The dam is the end of the line for these spawning fish.  I had no intention of catching bedding fish but I decided to head that way as that was where all the fishermen were located.  I wanted to see if anyone had any luck.  Most of these anglers were ayu fishermen.  Ayu is a Japanese delicacy and once cooked is eat whole, innards and all.  How they are fished is typically using a caught ayu fish that is hooked and baited and thrown into a mix of them.  Since these fish are extremely territorial any fish that enters its territory with be met with a charge.  This how it hooks itself to the baited ayu.
But before I reached these fishermen though I managed to see a pod of clopping carp.  These fish were actively feeding without regard.  I've only seen clopping carp Stateside once before and it was for a very short window.  So I cut off my streamer and tied a black size 14 emerger fly that I hoped that I could see in the white foam line.

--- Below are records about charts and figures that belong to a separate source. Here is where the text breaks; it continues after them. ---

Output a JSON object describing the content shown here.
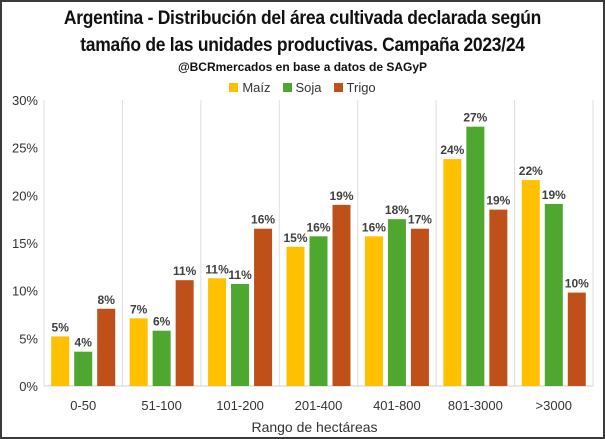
{
  "chart_data": {
    "type": "bar",
    "title": "Argentina - Distribución del área cultivada declarada según tamaño de las unidades productivas. Campaña 2023/24",
    "title_lines": [
      "Argentina - Distribución del área cultivada declarada según",
      "tamaño de las unidades productivas. Campaña 2023/24"
    ],
    "subtitle": "@BCRmercados en base a datos de SAGyP",
    "xlabel": "Rango de hectáreas",
    "ylabel": "",
    "ylim": [
      0,
      30
    ],
    "yticks": [
      0,
      5,
      10,
      15,
      20,
      25,
      30
    ],
    "ytick_labels": [
      "0%",
      "5%",
      "10%",
      "15%",
      "20%",
      "25%",
      "30%"
    ],
    "categories": [
      "0-50",
      "51-100",
      "101-200",
      "201-400",
      "401-800",
      "801-3000",
      ">3000"
    ],
    "legend_position": "top-center",
    "grid": "vertical separators between categories",
    "series": [
      {
        "name": "Maíz",
        "color": "#FFC000",
        "values": [
          5.2,
          7.1,
          11.3,
          14.6,
          15.7,
          23.8,
          21.6
        ],
        "labels": [
          "5%",
          "7%",
          "11%",
          "15%",
          "16%",
          "24%",
          "22%"
        ]
      },
      {
        "name": "Soja",
        "color": "#4EA72E",
        "values": [
          3.6,
          5.8,
          10.7,
          15.7,
          17.5,
          27.2,
          19.1
        ],
        "labels": [
          "4%",
          "6%",
          "11%",
          "16%",
          "18%",
          "27%",
          "19%"
        ]
      },
      {
        "name": "Trigo",
        "color": "#C0501A",
        "values": [
          8.1,
          11.1,
          16.5,
          19.0,
          16.5,
          18.5,
          9.8
        ],
        "labels": [
          "8%",
          "11%",
          "16%",
          "19%",
          "17%",
          "19%",
          "10%"
        ]
      }
    ]
  }
}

It was not long that I hooked on my first clooper in the over twelve pound range.  After battling it for several minutes and a number of times I nearly netted it it eventually came loose after I got too impatient and tried to pull it too hard.   This would continue three more times, all fish in the ten pound range before I had to call it quits.  Again all of these fish could have been landed easily had I had more appropriate carp gear.  One of my stiffer five weights could have made my life much easier not only with fighting the fish but also casting to it as well.
I ended the session at around 11 as I had many things I wanted to do before I fished later that night with Koji at Yokohama Bay for suzuki (Japanese Seabass).  So I made my way back to the shoreline.  While there I watched gear anglers attempt to catch maruta and the group of ayu fishermen patiently waiting for a bite.
As I was leaving the carp continued to tease me clopping without a care in the world.   I wish I allocated more time to fish here as there were literally hundreds of carp everywhere but it would not be this day.